人の意志決定について脳の情報処理を理解する上で、計算理論に基づく研究は有効だけど、研究は必ず規範となる理論(Normative theory)からスタートすべき。理由は、

1.観察した現象を説明する計算理論は沢山あり、2.そのサブクラスも含めれば無数に可能。3、そのモデルが正しいと証明することは現実的に可能でない。

従って、規範となっている計算理論から出発して、そのサブモデルを議論していくことが重要だという思想。逆にいえば、何か適当なモデルから出発して、その周辺でサブモデルを議論しても、局所最適解を探していることになる。最も悪いのは、自分がなんとなく好きなモデルに後付けで色々付加して(ad hoc)、こんなによく現象を説明できるようになりましたよっていう研究だ。

ここで、生物学的要因が果たす制約条件は、あくまでも補足的なものと考えるのが良いという考え。制約を増やすことでモデルは絞り込まれるが、モデルの全ての仮定を生物学的要因で証明することはかなり難しい。


強化学習のTDモデルの成功を例にあげれば、
TDはモンテカルロ法という優れた規範理論に極めて近い計算過程であり、生理学の研究によりドーパミン細胞の発火頻度がその性質を備えていることが多数の研究により示されている。

経済学を例に挙げれば、
モデルは必ず効用理論からスタートしている。
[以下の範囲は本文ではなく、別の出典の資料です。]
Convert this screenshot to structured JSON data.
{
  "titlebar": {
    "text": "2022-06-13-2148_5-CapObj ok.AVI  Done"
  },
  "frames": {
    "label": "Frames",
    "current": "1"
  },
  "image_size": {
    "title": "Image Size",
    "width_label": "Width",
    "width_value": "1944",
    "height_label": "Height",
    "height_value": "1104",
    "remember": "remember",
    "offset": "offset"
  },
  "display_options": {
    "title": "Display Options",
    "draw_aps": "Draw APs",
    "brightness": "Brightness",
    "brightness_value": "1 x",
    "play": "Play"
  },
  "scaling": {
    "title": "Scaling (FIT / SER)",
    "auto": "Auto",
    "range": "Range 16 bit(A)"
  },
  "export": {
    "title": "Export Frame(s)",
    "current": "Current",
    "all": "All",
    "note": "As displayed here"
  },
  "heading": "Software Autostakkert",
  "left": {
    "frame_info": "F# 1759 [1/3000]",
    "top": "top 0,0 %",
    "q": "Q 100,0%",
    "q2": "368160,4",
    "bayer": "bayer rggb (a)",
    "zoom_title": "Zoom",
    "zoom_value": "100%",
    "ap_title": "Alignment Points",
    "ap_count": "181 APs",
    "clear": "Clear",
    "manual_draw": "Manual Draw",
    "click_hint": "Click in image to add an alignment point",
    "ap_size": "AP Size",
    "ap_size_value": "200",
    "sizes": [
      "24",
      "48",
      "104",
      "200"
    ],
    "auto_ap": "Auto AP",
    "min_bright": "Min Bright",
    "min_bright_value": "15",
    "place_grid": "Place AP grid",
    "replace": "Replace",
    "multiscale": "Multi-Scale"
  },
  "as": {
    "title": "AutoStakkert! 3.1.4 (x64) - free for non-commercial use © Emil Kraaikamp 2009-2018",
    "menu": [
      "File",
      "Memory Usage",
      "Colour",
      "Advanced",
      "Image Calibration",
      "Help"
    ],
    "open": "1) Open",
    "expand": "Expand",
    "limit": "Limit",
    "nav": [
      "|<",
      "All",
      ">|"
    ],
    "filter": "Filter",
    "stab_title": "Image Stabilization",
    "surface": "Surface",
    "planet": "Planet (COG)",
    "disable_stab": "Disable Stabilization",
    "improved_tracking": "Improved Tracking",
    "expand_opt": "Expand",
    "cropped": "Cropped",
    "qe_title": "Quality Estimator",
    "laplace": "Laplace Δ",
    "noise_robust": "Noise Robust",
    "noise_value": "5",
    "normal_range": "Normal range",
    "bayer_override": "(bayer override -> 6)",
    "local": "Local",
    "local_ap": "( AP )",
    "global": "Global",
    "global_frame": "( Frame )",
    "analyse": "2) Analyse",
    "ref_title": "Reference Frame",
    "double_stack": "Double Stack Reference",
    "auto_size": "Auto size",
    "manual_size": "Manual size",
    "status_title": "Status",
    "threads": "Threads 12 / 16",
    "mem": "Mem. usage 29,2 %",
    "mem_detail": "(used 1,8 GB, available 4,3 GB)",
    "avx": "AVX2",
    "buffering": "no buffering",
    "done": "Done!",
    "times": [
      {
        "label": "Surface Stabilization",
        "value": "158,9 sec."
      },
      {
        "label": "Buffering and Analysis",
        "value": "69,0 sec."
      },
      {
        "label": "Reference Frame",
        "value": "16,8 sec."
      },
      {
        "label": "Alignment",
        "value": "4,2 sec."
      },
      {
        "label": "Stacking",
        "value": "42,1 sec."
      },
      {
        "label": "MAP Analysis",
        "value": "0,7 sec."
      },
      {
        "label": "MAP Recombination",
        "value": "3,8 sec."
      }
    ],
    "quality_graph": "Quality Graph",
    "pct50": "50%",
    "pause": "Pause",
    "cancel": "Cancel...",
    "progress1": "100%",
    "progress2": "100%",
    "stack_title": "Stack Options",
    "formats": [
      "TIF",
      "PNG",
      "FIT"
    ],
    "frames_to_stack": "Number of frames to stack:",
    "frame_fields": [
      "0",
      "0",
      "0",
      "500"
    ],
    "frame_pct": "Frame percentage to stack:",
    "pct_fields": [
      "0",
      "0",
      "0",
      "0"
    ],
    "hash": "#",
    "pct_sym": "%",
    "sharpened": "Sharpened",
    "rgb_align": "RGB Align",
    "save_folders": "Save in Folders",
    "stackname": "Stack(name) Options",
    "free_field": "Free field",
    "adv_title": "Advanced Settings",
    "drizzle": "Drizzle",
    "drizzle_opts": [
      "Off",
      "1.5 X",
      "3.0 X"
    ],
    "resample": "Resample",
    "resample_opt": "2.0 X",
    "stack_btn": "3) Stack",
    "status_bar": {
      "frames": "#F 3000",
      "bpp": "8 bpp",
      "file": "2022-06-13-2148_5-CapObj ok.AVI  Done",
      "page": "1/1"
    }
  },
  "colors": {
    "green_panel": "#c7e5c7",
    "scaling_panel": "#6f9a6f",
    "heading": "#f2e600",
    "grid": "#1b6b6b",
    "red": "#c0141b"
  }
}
期待効用理論もプロスペクト理論も効用理論がもとになっている。


脳は計算回路なので、工学の得意な計算手順(algorithm)を備え持つモデルが重要。ミクロ経済学では計算を回路、手順として考えることはない。逆に不必要な要素を増やしたアルゴリズムは、その現象に対する説明力は上がっても規範から大きく外れてジャンクになってしまう。


脳研究がもっと進んで脳の計算基盤が明らかになればモデルはずっと絞り込まれるが、現段階ではその手法は意志決定の研究には望みが低い。ならば、やはり、シンプルで良くその計算の重要性が理解されている計算原理から始めるべきなのだろうか。